Project at a Glance
Material Density: 30 pcf, 45 pcf, and 60 pcf
Base Slurry Mix Design: .60 water cement ratio
A customer of Richway’s was approached about installing cellular concrete into a containment vessel containing a lot of waste and debris. It was critical to have everything be fully encapsulated. Although there are standardized tests for measuring/gauging slurry flowability, it was decided by the customer to run some of their own tests. The objective was to be able to observe the flowability of cellular concrete at varying densities. So they could feel confident that complete encapsulation would in fact occur.

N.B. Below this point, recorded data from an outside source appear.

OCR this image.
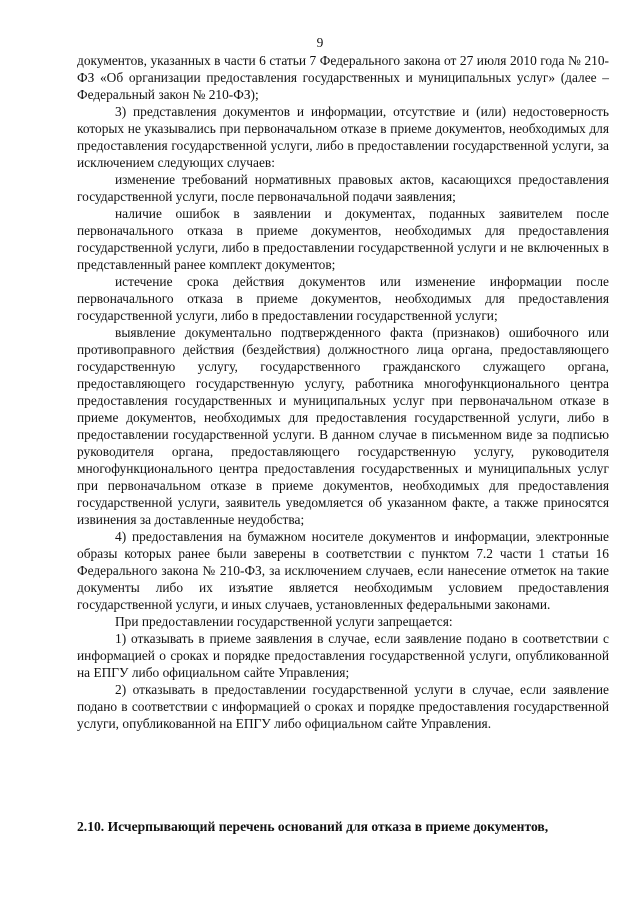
9

документов, указанных в части 6 статьи 7 Федерального закона от 27 июля 2010 года № 210-ФЗ «Об организации предоставления государственных и муниципальных услуг» (далее – Федеральный закон № 210-ФЗ);

3) представления документов и информации, отсутствие и (или) недостоверность которых не указывались при первоначальном отказе в приеме документов, необходимых для предоставления государственной услуги, либо в предоставлении государственной услуги, за исключением следующих случаев:

изменение требований нормативных правовых актов, касающихся предоставления государственной услуги, после первоначальной подачи заявления;

наличие ошибок в заявлении и документах, поданных заявителем после первоначального отказа в приеме документов, необходимых для предоставления государственной услуги, либо в предоставлении государственной услуги и не включенных в представленный ранее комплект документов;

истечение срока действия документов или изменение информации после первоначального отказа в приеме документов, необходимых для предоставления государственной услуги, либо в предоставлении государственной услуги;

выявление документально подтвержденного факта (признаков) ошибочного или противоправного действия (бездействия) должностного лица органа, предоставляющего государственную услугу, государственного гражданского служащего органа, предоставляющего государственную услугу, работника многофункционального центра предоставления государственных и муниципальных услуг при первоначальном отказе в приеме документов, необходимых для предоставления государственной услуги, либо в предоставлении государственной услуги. В данном случае в письменном виде за подписью руководителя органа, предоставляющего государственную услугу, руководителя многофункционального центра предоставления государственных и муниципальных услуг при первоначальном отказе в приеме документов, необходимых для предоставления государственной услуги, заявитель уведомляется об указанном факте, а также приносятся извинения за доставленные неудобства;

4) предоставления на бумажном носителе документов и информации, электронные образы которых ранее были заверены в соответствии с пунктом 7.2 части 1 статьи 16 Федерального закона № 210-ФЗ, за исключением случаев, если нанесение отметок на такие документы либо их изъятие является необходимым условием предоставления государственной услуги, и иных случаев, установленных федеральными законами.

При предоставлении государственной услуги запрещается:

1) отказывать в приеме заявления в случае, если заявление подано в соответствии с информацией о сроках и порядке предоставления государственной услуги, опубликованной на ЕПГУ либо официальном сайте Управления;

2) отказывать в предоставлении государственной услуги в случае, если заявление подано в соответствии с информацией о сроках и порядке предоставления государственной услуги, опубликованной на ЕПГУ либо официальном сайте Управления.

2.10. Исчерпывающий перечень оснований для отказа в приеме документов,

Using forms constructed of plywood measuring 1’ deep X 1’ wide X 12’ long, two boxes for each density of 30PCF, 45PCF, and 60PCF were filled from one end. As seen in the photos, a number of PVC cylinders were placed in the middle of three of the box forms, to further replicate debris that the cellular concrete would need to flow in and around.

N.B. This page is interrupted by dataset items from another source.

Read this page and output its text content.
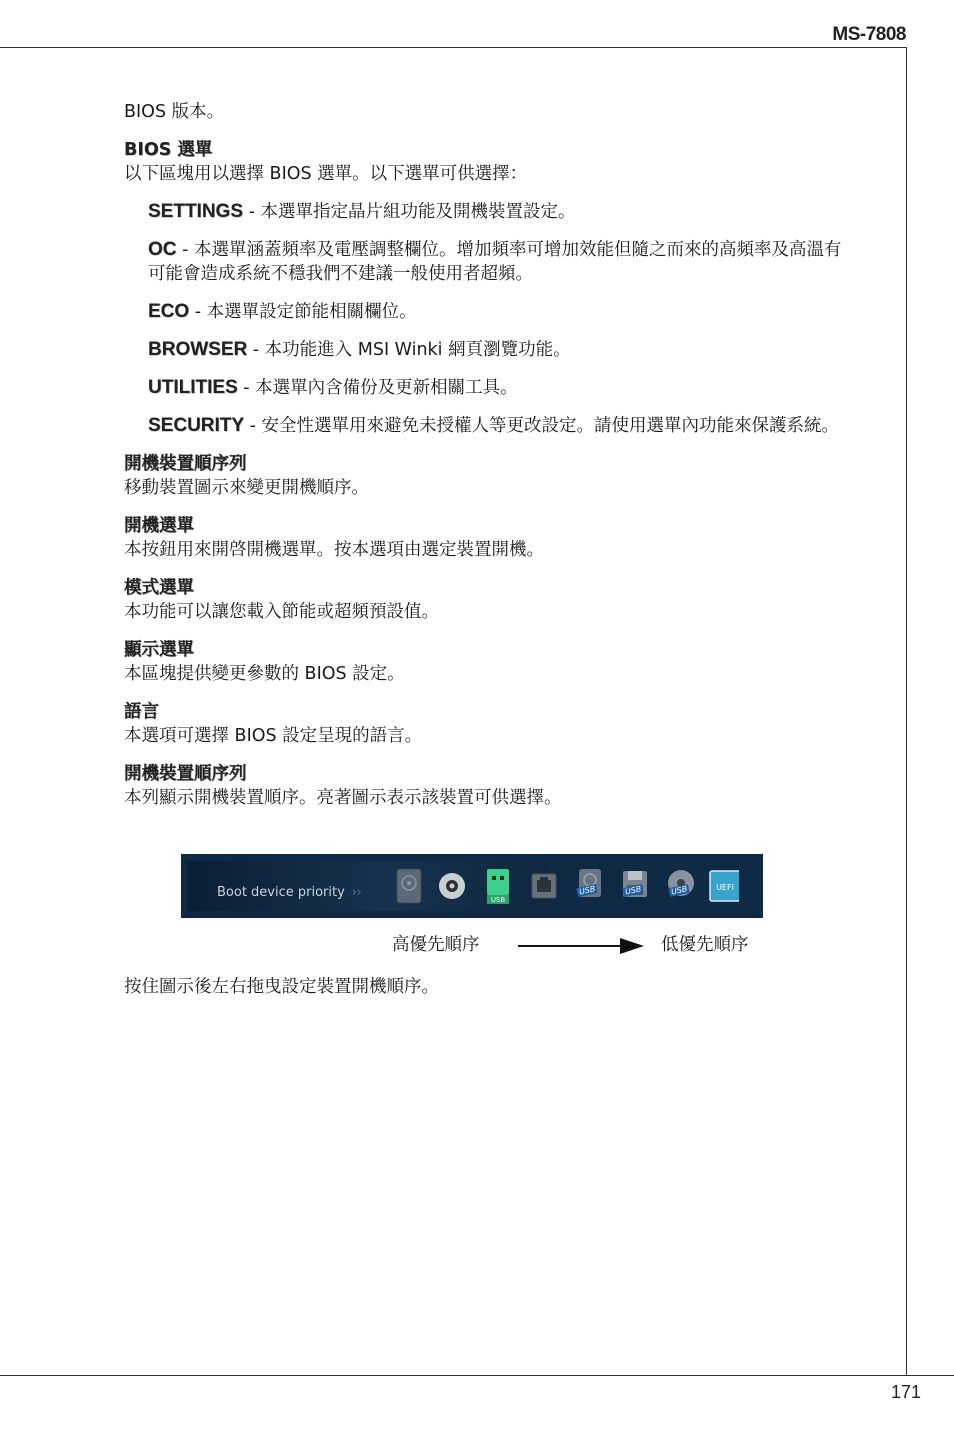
MS-7808
171

BIOS 版本。

BIOS 選單

以下區塊用以選擇 BIOS 選單。以下選單可供選擇：

SETTINGS - 本選單指定晶片組功能及開機裝置設定。

OC - 本選單涵蓋頻率及電壓調整欄位。增加頻率可增加效能但隨之而來的高頻率及高溫有可能會造成系統不穩我們不建議一般使用者超頻。

ECO - 本選單設定節能相關欄位。

BROWSER - 本功能進入 MSI Winki 網頁瀏覽功能。

UTILITIES - 本選單內含備份及更新相關工具。

SECURITY - 安全性選單用來避免未授權人等更改設定。請使用選單內功能來保護系統。

開機裝置順序列

移動裝置圖示來變更開機順序。

開機選單

本按鈕用來開啓開機選單。按本選項由選定裝置開機。

模式選單

本功能可以讓您載入節能或超頻預設值。

顯示選單

本區塊提供變更參數的 BIOS 設定。

語言

本選項可選擇 BIOS 設定呈現的語言。

開機裝置順序列

本列顯示開機裝置順序。亮著圖示表示該裝置可供選擇。

Boot device priority ››
USB
USB	USB	USB	UEFI
高優先順序	低優先順序
按住圖示後左右拖曳設定裝置開機順序。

The base slurry mix design was simply a neat cement slurry with a .60 water to cement ratio and we used our CF-CT30D to produce cellular concrete. And, as expected, the 60PCF material did indeed flow the best. While there are a vast number of factors that can be changed to enhance flow characteristics for any given density or mix design, keeping the scope of the testing, and variables, limited made best sense for this phase of testing.

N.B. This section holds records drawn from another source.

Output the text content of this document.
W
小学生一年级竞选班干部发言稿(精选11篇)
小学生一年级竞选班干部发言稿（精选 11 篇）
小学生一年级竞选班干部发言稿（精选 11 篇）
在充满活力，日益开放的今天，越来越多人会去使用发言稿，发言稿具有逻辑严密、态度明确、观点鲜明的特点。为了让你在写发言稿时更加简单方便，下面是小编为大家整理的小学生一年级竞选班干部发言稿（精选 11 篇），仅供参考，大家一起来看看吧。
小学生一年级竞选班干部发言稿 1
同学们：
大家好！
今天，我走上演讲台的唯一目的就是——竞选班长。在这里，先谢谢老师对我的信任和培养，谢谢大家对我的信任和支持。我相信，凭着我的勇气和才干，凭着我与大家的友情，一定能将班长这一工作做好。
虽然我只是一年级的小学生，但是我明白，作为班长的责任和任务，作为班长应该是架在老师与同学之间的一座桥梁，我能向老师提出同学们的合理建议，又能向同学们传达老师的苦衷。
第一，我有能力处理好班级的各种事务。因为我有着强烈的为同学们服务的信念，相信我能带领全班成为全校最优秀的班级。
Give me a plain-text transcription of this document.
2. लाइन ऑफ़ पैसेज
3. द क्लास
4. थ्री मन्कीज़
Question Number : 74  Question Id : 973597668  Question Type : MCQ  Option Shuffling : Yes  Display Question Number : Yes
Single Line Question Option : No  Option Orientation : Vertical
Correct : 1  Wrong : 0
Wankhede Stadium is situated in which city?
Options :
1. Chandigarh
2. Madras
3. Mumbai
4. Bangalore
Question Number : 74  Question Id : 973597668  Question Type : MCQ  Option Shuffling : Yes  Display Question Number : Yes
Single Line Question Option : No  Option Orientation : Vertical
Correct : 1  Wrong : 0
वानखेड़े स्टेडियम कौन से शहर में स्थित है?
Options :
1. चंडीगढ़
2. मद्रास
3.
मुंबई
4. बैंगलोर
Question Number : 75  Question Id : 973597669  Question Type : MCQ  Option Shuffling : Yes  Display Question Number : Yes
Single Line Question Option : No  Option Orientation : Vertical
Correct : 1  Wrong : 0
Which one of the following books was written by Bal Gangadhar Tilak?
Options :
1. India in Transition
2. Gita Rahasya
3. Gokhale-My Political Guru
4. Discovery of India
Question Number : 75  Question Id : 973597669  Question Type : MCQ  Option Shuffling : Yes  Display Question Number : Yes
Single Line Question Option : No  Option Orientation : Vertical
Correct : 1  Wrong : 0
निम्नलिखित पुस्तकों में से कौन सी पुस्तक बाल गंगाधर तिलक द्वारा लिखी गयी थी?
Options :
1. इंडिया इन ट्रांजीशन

One thing to bear in mind is that this test applied very little to no head pressure upon the material once it was in the box form. If the box were enclosed with an injection port on one end and a vent on the other, it would be expected that any of the given densities would have completely filled the box with very little pressure. Or had the box form been much deeper, say three feet deep, it would be expected that any of the densities tested would have flowed to the far end of the form, given the increased head pressure. A unique characteristic of cellular concrete is its ability to be pumped great distances, thousands of feet is not uncommon. The viscosity and density of the material contribute to this feat and make cellular concrete a great choice for void filling applications.